Marcel Telles: A gente faz isso. O primeiro escalão normalmente sai, porque põe muito dinheiro no bolso e não quer mais fazer aquilo que fez durante anos. Muita gente do segundo e do terceiro escalão gosta do que faz e começa a se mover. Alguns são aproveitados na empresa, outros vão ao mercado. E a gente põe um bando de jovem na equipe. A dinâmica tem de ser de abrir o caminho. Então, sim, tem uma renovação grande. E muita gente está progredindo por lá. É assustadora a quantidade de talentos nos Estados Unidos. São imigrantes ou filhos de imigrantes que trabalharam bastante para chegar a Stanford, Harvard. Esse pessoal vem com faca no dente. Um exemplo é um jovem, filho de um imigrante nigeriano, que conseguiu com o rúgbi fazer um MBA em Harvard. Fui entrevistar o garoto e ele me disse um negócio bacana, que não saiu de minha cabeça. Perguntei o que ele tinha aprendido no rúgbi e que poderia ser transportado para a vida real. Ele disse: “eu aprendi a nunca passar a bola numa situação que pusesse qualquer colega em risco”. Incrível. O cara está deslanchando na empresa.

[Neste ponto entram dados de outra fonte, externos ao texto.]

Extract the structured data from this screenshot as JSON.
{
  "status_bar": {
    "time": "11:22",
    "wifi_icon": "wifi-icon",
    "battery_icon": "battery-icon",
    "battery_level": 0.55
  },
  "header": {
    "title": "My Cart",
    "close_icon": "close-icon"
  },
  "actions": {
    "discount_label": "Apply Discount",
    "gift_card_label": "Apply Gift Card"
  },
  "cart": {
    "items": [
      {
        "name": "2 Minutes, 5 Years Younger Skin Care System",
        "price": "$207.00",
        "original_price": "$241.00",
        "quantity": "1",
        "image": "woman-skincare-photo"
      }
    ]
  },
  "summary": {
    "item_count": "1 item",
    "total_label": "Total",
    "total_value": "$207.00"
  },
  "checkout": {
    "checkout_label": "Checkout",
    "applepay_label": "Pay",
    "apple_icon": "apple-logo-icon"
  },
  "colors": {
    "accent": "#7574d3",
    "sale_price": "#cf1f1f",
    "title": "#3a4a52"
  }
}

“Cobramos muito, mas temos de deixar a pista livre para o jovem crescer. Senão, ele vai embora” Marcel Telles
Roberto Setubal: Pegando esse gancho... A cultura de vocês valoriza muito o talento, a competência individual, a capacidade de execução. Como fica o trabalho em equipe? Não existe aí nenhum tipo de inconsistência nessa cultura empresarial?
Marcel Telles: A gente sempre presta atenção nisto. A primeira coisa que ajuda muito é o espaço aberto. Espaço aberto, sem salas, sem divisórias, evita conversinhas por trás, agenda que não seja do trabalho. Outro fator é nosso desdobramento de metas. Para eu bater minha meta pessoal, primeiro a companhia tem de bater a meta. Depois a zona [a região] tem de bater a meta. Aí a minha área tem de atingir a meta e só então tem o peso da minha meta pessoal. Então, se eu não trabalhar em equipe, minha área não chega lá. Eu posso ter o melhor desempenho do mundo que não adiantou nada. Nós queremos sempre crescer 10% de Ebitda todo ano. E todos têm de trabalhar pensando nisso.

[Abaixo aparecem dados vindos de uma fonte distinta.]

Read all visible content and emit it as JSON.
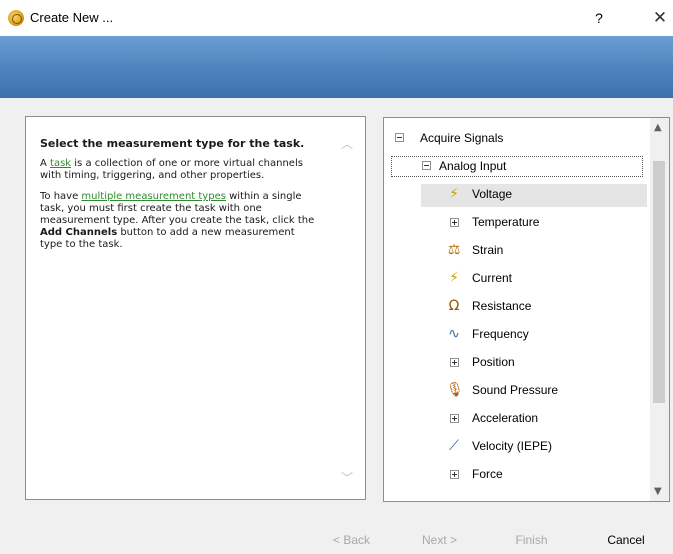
{
  "window": {
    "title": "Create New ...",
    "help_label": "?",
    "close_label": "✕"
  },
  "help": {
    "title": "Select the measurement type for the task.",
    "p1_pre": "A ",
    "p1_link": "task",
    "p1_post": " is a collection of one or more virtual channels with timing, triggering, and other properties.",
    "p2_pre": "To have ",
    "p2_link": "multiple measurement types",
    "p2_mid": " within a single task, you must first create the task with one measurement type. After you create the task, click the ",
    "p2_bold": "Add Channels",
    "p2_post": " button to add a new measurement type to the task."
  },
  "tree": {
    "root": "Acquire Signals",
    "group": "Analog Input",
    "items": [
      {
        "label": "Voltage",
        "icon": "voltage-icon",
        "glyph": "⚡",
        "expandable": false,
        "selected": true
      },
      {
        "label": "Temperature",
        "icon": "expander",
        "glyph": "",
        "expandable": true,
        "selected": false
      },
      {
        "label": "Strain",
        "icon": "strain-icon",
        "glyph": "⚖",
        "expandable": false,
        "selected": false
      },
      {
        "label": "Current",
        "icon": "current-icon",
        "glyph": "⚡",
        "expandable": false,
        "selected": false
      },
      {
        "label": "Resistance",
        "icon": "resistance-icon",
        "glyph": "Ω",
        "expandable": false,
        "selected": false
      },
      {
        "label": "Frequency",
        "icon": "frequency-icon",
        "glyph": "∿",
        "expandable": false,
        "selected": false
      },
      {
        "label": "Position",
        "icon": "expander",
        "glyph": "",
        "expandable": true,
        "selected": false
      },
      {
        "label": "Sound Pressure",
        "icon": "microphone-icon",
        "glyph": "🎙",
        "expandable": false,
        "selected": false
      },
      {
        "label": "Acceleration",
        "icon": "expander",
        "glyph": "",
        "expandable": true,
        "selected": false
      },
      {
        "label": "Velocity (IEPE)",
        "icon": "velocity-icon",
        "glyph": "⟋",
        "expandable": false,
        "selected": false
      },
      {
        "label": "Force",
        "icon": "expander",
        "glyph": "",
        "expandable": true,
        "selected": false
      }
    ]
  },
  "buttons": {
    "back": "< Back",
    "next": "Next >",
    "finish": "Finish",
    "cancel": "Cancel"
  },
  "colors": {
    "banner_top": "#6b9ed2",
    "banner_bottom": "#3b72ae",
    "link": "#2e8b2e",
    "selected_row": "#e5e5e5"
  }
}
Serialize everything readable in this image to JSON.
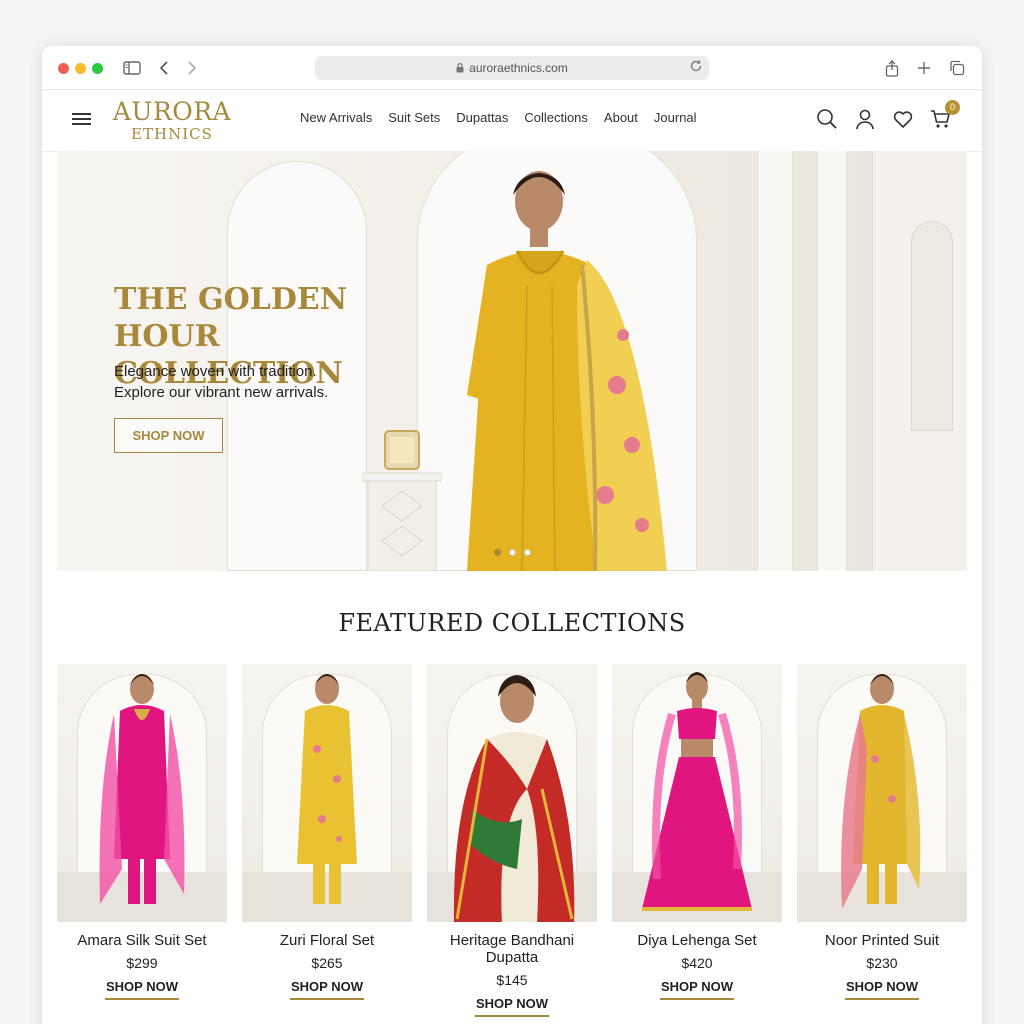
{
  "browser": {
    "url": "auroraethnics.com"
  },
  "header": {
    "logo_line1": "AURORA",
    "logo_line2": "ETHNICS",
    "nav": [
      "New Arrivals",
      "Suit Sets",
      "Dupattas",
      "Collections",
      "About",
      "Journal"
    ],
    "cart_count": "0"
  },
  "hero": {
    "title": "THE GOLDEN HOUR COLLECTION",
    "subtitle_line1": "Elegance woven with tradition.",
    "subtitle_line2": "Explore our vibrant new arrivals.",
    "button": "SHOP NOW",
    "slides": 3,
    "active_slide": 1
  },
  "featured": {
    "title": "FEATURED COLLECTIONS",
    "products": [
      {
        "name": "Amara Silk Suit Set",
        "price": "$299",
        "cta": "SHOP NOW",
        "color": "#e0157f"
      },
      {
        "name": "Zuri Floral Set",
        "price": "$265",
        "cta": "SHOP NOW",
        "color": "#e9c234"
      },
      {
        "name": "Heritage Bandhani Dupatta",
        "price": "$145",
        "cta": "SHOP NOW",
        "color": "#c42a26"
      },
      {
        "name": "Diya Lehenga Set",
        "price": "$420",
        "cta": "SHOP NOW",
        "color": "#e0157f"
      },
      {
        "name": "Noor Printed Suit",
        "price": "$230",
        "cta": "SHOP NOW",
        "color": "#e3b62e"
      }
    ]
  },
  "colors": {
    "gold": "#a8883a",
    "badge": "#b89334"
  }
}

Roberto Setubal: Isso também gera uma pressão para que todo mundo dê um pouco de palpite na área do outro.
Marcel Telles: Uma relação bastante saudável, de cada um apertando o outro. Enfim, dá trabalho. Você também toca um negócio enorme e sabe o trabalho que essas coisas dão.
Roberto Setubal: Como vocês avaliam a importância do currículo na hora de contratar? Vale mais a faculdade ou a experiência de vida?
Marcel Telles: Eu quero aquele cara, e me desculpe o clichê, com um brilho no olho e faca no dente. É personalidade. E esta você não muda. Se vier junto com boa educação, é espetacular. Por isso que eu estava citando os Estados Unidos. Lá, a gente está começando a ter um nome que nos permite entrar nas universidades de ponta e pegar o cara que, além da boa formação, tem uma história de vida que mostra resiliência, vontade de chegar lá. Eu diria, Roberto, que aqui a personalidade está sempre acima da educação formal. Recentemente eu entrevistei uma russa, que foi para os Estados Unidos jogar tênis, sofreu um acidente grave e largou o esporte. Aí ela botou toda a energia do tênis no estudo, se formou em Wharton e tem faca no dente. É aquele tipo de pessoa que você entrevista e diz Caramba! E temos uma meta específica para isso. O Brito tem de me apresentar todo ano dez pessoas assim, que podem crescer bastante na empresa. E ele, obviamente, desdobra essa meta para baixo.
Roberto Setubal: E qual é o passo seguinte no desenvolvimento da carreira? Como se dá a meritocracia?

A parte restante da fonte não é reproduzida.